Vent'anni dopo la conclusione del Concilio, Cosimo pensò di eternare quell'evento (cui contribuirono economicamente i Medici) commissionando, nel 1459, a Benozzo Gozzoli la decorazione della cappella privata all'interno del Palazzo Medici, con la raffigurazione della processione dei Magi, metafora del percorso mondano e spirituale della famiglia e del partito mediceo all'insegna della devozione.

Le ville medicee

Amante della vita di campagna, Cosimo diede inizio all'edificazione di alcune delle ville medicee, dove poter riposarsi dalla cura del governo e degli affari. Nel Mugello, per esempio, fece ristrutturare da Michelozzo le ville di famiglia del Trebbio e di Cafaggiolo.

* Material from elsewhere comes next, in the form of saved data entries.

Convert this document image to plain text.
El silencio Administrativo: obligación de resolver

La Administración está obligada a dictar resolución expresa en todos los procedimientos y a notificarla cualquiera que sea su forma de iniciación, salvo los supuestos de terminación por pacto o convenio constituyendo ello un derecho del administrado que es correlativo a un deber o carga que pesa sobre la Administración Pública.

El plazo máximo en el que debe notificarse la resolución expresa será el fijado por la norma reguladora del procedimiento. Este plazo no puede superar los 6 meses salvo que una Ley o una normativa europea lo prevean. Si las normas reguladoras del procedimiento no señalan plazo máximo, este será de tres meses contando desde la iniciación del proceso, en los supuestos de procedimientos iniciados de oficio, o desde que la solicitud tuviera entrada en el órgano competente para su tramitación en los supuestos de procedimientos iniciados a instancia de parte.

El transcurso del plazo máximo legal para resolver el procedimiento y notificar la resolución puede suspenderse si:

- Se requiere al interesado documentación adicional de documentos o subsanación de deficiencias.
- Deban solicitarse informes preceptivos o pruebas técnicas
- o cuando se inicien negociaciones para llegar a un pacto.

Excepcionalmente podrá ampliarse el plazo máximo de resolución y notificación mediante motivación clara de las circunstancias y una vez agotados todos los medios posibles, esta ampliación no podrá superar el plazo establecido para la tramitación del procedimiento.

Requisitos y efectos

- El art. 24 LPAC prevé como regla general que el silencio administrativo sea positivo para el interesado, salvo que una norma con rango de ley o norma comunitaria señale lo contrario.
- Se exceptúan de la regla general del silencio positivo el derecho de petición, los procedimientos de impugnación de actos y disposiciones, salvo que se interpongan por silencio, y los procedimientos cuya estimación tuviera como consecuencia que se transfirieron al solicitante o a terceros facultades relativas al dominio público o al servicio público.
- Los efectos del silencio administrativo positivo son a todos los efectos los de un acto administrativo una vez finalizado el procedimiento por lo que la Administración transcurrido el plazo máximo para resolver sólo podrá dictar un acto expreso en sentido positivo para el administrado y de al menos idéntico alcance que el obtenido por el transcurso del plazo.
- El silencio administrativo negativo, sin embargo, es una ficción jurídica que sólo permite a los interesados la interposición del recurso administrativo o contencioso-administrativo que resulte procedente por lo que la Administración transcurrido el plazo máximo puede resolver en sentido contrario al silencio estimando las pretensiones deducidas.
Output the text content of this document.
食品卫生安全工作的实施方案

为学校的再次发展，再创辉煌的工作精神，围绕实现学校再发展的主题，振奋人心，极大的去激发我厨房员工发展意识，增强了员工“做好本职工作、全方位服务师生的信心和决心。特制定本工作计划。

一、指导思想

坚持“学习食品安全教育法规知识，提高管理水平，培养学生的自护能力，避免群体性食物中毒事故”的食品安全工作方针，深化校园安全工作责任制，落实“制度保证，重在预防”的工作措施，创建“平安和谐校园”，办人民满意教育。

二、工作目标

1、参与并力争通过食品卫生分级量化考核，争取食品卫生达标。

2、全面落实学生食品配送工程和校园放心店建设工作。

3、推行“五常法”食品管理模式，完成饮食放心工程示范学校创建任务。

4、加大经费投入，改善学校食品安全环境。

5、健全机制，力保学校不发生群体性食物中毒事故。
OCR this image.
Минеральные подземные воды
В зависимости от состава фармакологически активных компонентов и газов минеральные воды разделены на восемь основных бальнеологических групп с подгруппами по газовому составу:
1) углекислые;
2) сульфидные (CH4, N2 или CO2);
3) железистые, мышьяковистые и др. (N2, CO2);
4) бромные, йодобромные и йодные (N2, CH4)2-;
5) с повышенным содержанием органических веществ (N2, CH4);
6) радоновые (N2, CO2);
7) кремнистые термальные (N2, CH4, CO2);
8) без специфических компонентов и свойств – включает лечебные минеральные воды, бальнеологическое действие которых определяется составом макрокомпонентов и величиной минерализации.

A Careggi fece pure costruire la villa dove si svolse gran parte della sua vita familiare.

L'umanesimo mediceo

Se oggi possiamo ammirare i grandi capolavori del Rinascimento, fu grazie al rinnovamento culturale perpetrato da Francesco Petrarca e favorito poi dai regimi rinascimentali nel corso del XV secolo. Infatti, l'umanesimo non fu soltanto un fenomeno importante dal punto di vista strettamente culturale (riscoperta dei classici, sviluppo della scienza filologica, rivoluzione filosofica in base all'antropocentrismo), ma anche sul piano politico-pedagogico: i valori etici dell'antichità e la versatilità dell'ingegno che l'umanesimo favoriva era un ottimo mezzo per la formazione di un'eccellente classe dirigente al servizio dei principi. Inoltre, la promozione delle arti e del pensiero da parte di una determinata dinastia era un potente strumento di promozione della propria immagine: Cosimo de Medici ne fu uno dei primi (se non il più grande) sostenitore.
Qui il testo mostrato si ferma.